Morita se detuvo donde el empedrado encontraba el océano, cerró los ojos. Un ritmo tenue palpitaba en la oscuridad, como si algo bajo las olas hubiera aprendido a marcar el compás. Se preguntó si el mar mismo se había aburrido y buscaba compañía, o si su espíritu inquieto había convocado un eco de ultratumba. La gente del barrio diría que bailaba al garete, a la deriva sin ancla, mientras otros murmuraban que ella era la candela, ardiendo con un poder oculto. Las voces de los vivos se alejaron como semillas de diente de león, dejando a Morita sola con su propia respiración, el olor eléctrico del ozono y el murmullo de voces que no eran del todo humanas. En algún lugar detrás, el choque de un tam-tam congeló el aire, invitándola a escuchar más atento. El mar, las piedras, la noche: todos parecían inclinarse hacia adelante, curiosos por presenciar lo que estaba a punto de suceder.

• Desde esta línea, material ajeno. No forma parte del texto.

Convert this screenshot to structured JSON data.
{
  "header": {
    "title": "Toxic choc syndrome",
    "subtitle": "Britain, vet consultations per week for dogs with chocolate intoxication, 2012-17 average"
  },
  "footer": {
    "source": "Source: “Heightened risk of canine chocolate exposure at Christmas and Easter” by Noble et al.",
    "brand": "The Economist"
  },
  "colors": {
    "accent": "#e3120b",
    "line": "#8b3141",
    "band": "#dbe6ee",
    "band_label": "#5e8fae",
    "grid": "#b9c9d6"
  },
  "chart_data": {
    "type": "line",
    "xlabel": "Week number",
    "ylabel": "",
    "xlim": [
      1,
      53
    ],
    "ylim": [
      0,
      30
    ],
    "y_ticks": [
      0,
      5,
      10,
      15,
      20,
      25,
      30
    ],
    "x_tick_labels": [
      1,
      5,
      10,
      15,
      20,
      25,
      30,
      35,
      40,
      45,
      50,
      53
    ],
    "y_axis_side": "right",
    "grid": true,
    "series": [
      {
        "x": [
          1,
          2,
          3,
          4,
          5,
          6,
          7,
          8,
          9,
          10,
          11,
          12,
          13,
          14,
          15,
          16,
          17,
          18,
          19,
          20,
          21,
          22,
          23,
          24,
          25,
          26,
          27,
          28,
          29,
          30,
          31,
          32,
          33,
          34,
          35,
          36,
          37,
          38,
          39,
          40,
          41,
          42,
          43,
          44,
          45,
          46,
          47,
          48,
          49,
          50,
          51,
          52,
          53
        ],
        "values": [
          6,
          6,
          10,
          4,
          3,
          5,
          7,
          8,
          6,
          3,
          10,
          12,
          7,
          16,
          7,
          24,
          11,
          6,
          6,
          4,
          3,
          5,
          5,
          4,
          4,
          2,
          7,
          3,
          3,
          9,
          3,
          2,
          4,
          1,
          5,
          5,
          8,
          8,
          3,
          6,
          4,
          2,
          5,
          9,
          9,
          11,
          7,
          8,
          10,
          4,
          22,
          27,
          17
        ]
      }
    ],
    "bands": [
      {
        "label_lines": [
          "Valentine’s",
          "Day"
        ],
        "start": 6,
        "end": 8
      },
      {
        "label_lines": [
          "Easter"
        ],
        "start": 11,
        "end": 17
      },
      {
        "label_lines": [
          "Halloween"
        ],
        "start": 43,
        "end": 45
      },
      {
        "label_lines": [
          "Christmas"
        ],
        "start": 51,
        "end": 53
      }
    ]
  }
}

La llamada de los espíritus nocturnos
La primera vez que Morita sintió el llamado, llegó como un susurro llevado por la brisa marina. Lo percibió justo cuando el sol se deslizaba bajo el horizonte, ese instante en que el mundo se suspende entre latido y silencio. A esa hora, la ciudad exhalaba un suspiro, las contraventanas rechinaban como dientes castañeando y el lejano sonido del ganado se asentaba en un bajo gruñido. Estuvo sola, salvo por la sombra que se reflejaba en los cristales oscuros, hasta que una voz, frágil como una gota de agua sobre el vidrio, la impulsó a avanzar.
Impulsada por una curiosidad anudada a un anhelo, Morita siguió la melodía hasta un círculo cada vez más amplio de bloques de piedra caliza donde el oleaje rompía en aplausos rítmicos. Faroles oscilaban sobre postes oxidados, derramando halos anaranjados que danzaban como luciérnagas. La música crecía desde el muelle: un hombre con un tres maltrecho entonaba una melodía envolvente, como si fuera un recuerdo. Cada acorde vibraba en lo profundo de sus huesos, despertando rescoldos que ella no sabía que estaban enterrados bajo su piel. Entró en el círculo, y el mundo se deshizo, abriendo costuras que había cosido con fuerza años atrás.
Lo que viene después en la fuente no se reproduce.